BDS steht für Boycott, Divestment and Sanctions (Boykott, Investitionsentzug und Sanktionen). Was die drei Schlagwörter auf den ersten Blick nicht verraten: Es geht um Israel. Oder besser gesagt: gegen Israel. Was sich als Menschenrechtskampagne tarnt und durch eine Galionsfigur wie der jüdischen US-Philosophin Judith Butler noch weiter Gewicht bekommt, zielt in letzter Konsequenz auf die Abschaffung des Konzepts Israels als jüdischer Staat ab. Ausgesprochen wird das so aber nicht.

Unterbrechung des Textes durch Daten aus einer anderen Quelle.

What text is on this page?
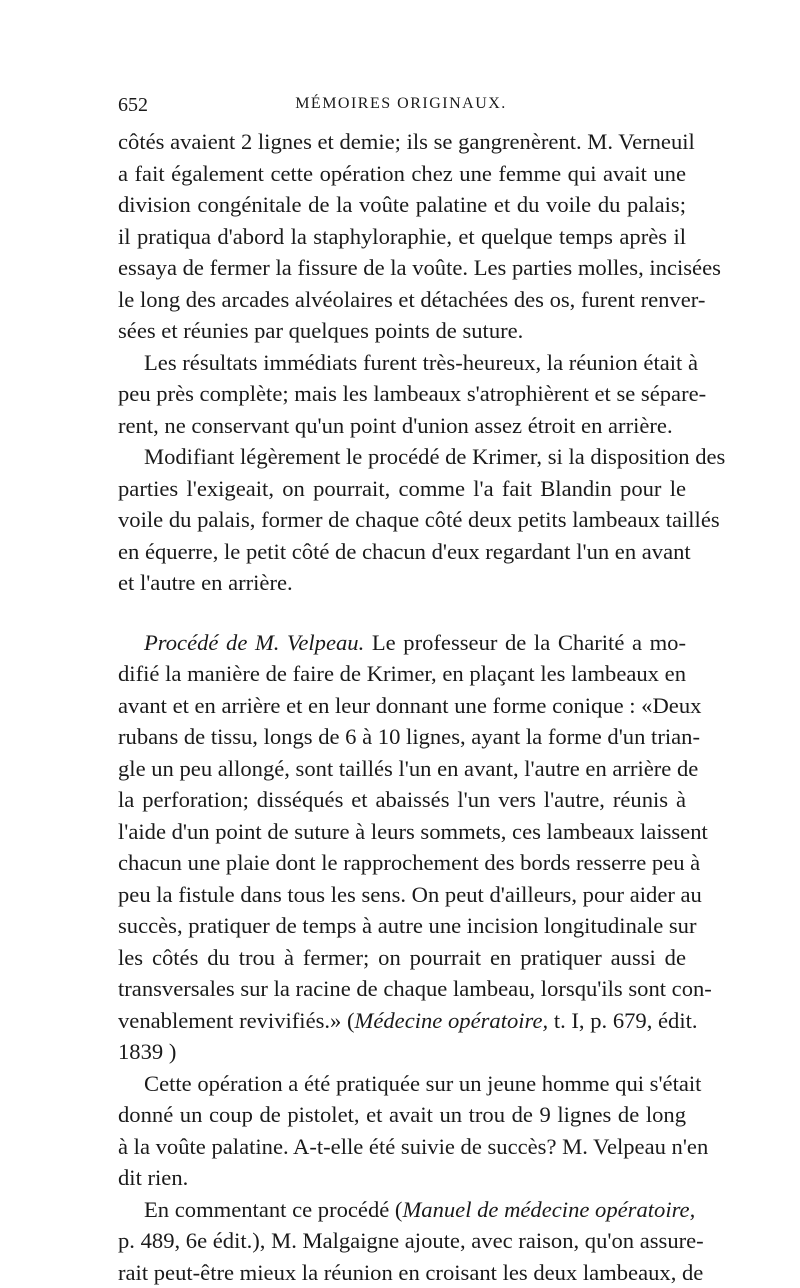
652	MÉMOIRES ORIGINAUX.
côtés avaient 2 lignes et demie; ils se gangrenèrent. M. Verneuil
a fait également cette opération chez une femme qui avait une
division congénitale de la voûte palatine et du voile du palais;
il pratiqua d'abord la staphyloraphie, et quelque temps après il
essaya de fermer la fissure de la voûte. Les parties molles, incisées
le long des arcades alvéolaires et détachées des os, furent renver-
sées et réunies par quelques points de suture.
Les résultats immédiats furent très-heureux, la réunion était à
peu près complète; mais les lambeaux s'atrophièrent et se sépare-
rent, ne conservant qu'un point d'union assez étroit en arrière.
Modifiant légèrement le procédé de Krimer, si la disposition des
parties l'exigeait, on pourrait, comme l'a fait Blandin pour le
voile du palais, former de chaque côté deux petits lambeaux taillés
en équerre, le petit côté de chacun d'eux regardant l'un en avant
et l'autre en arrière.
Procédé de M. Velpeau. Le professeur de la Charité a mo-
difié la manière de faire de Krimer, en plaçant les lambeaux en
avant et en arrière et en leur donnant une forme conique : «Deux
rubans de tissu, longs de 6 à 10 lignes, ayant la forme d'un trian-
gle un peu allongé, sont taillés l'un en avant, l'autre en arrière de
la perforation; disséqués et abaissés l'un vers l'autre, réunis à
l'aide d'un point de suture à leurs sommets, ces lambeaux laissent
chacun une plaie dont le rapprochement des bords resserre peu à
peu la fistule dans tous les sens. On peut d'ailleurs, pour aider au
succès, pratiquer de temps à autre une incision longitudinale sur
les côtés du trou à fermer; on pourrait en pratiquer aussi de
transversales sur la racine de chaque lambeau, lorsqu'ils sont con-
venablement revivifiés.» (Médecine opératoire, t. I, p. 679, édit.
1839 )
Cette opération a été pratiquée sur un jeune homme qui s'était
donné un coup de pistolet, et avait un trou de 9 lignes de long
à la voûte palatine. A-t-elle été suivie de succès? M. Velpeau n'en
dit rien.
En commentant ce procédé (Manuel de médecine opératoire,
p. 489, 6e édit.), M. Malgaigne ajoute, avec raison, qu'on assure-
rait peut-être mieux la réunion en croisant les deux lambeaux, de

Vor der Oper wurde eine Szene nachgestellt, in der ein israelischer Soldat (mit einem Davidstern auf seiner Armbinde) einem Kind eine Waffe an den Kopf hielt und so andeutete, es zu erschießen. „Solche Exekutionen gibt es natürlich überhaupt nicht.“ Stefan Schaden

„Bei politischen Bewegungen ist ja immer interessant, was explizit nicht gesagt, was ausgeklammert wird. Oft ist man dann beim Kern dessen, was angestrebt wird“, meint Scheit. Was aber gibt die BDS-Bewegung vordergründig als Ziele an?

2005 riefen mehr als 170 palästinensische Organisationen zu einer internationalen Kampagne auf, die mit einem Boykott Israels auf wirtschaftlicher, aber auch kultureller und wissenschaftlicher Ebene Folgendes erreichen soll: den Abzug der israelischen Truppen aus dem Westjor-danland, den Abbau des Sicherheitszaunes, eine völlige rechtliche Gleichstellung von israelischen Palästinensern und Palästinenserinnen mit anderen israelischen Staatsbürgern (was aber ja bereits der Rechtslage entspricht) und ein Rückkehrrecht für alle Palästinenser nach Israel, also die Nachfahren der während des Unabhängigkeitskrieges 1948 Vertriebenen beziehungsweise Geflohenen, die bis heute in den benachbarten arabischen Staaten in Flüchtlingslagern leben.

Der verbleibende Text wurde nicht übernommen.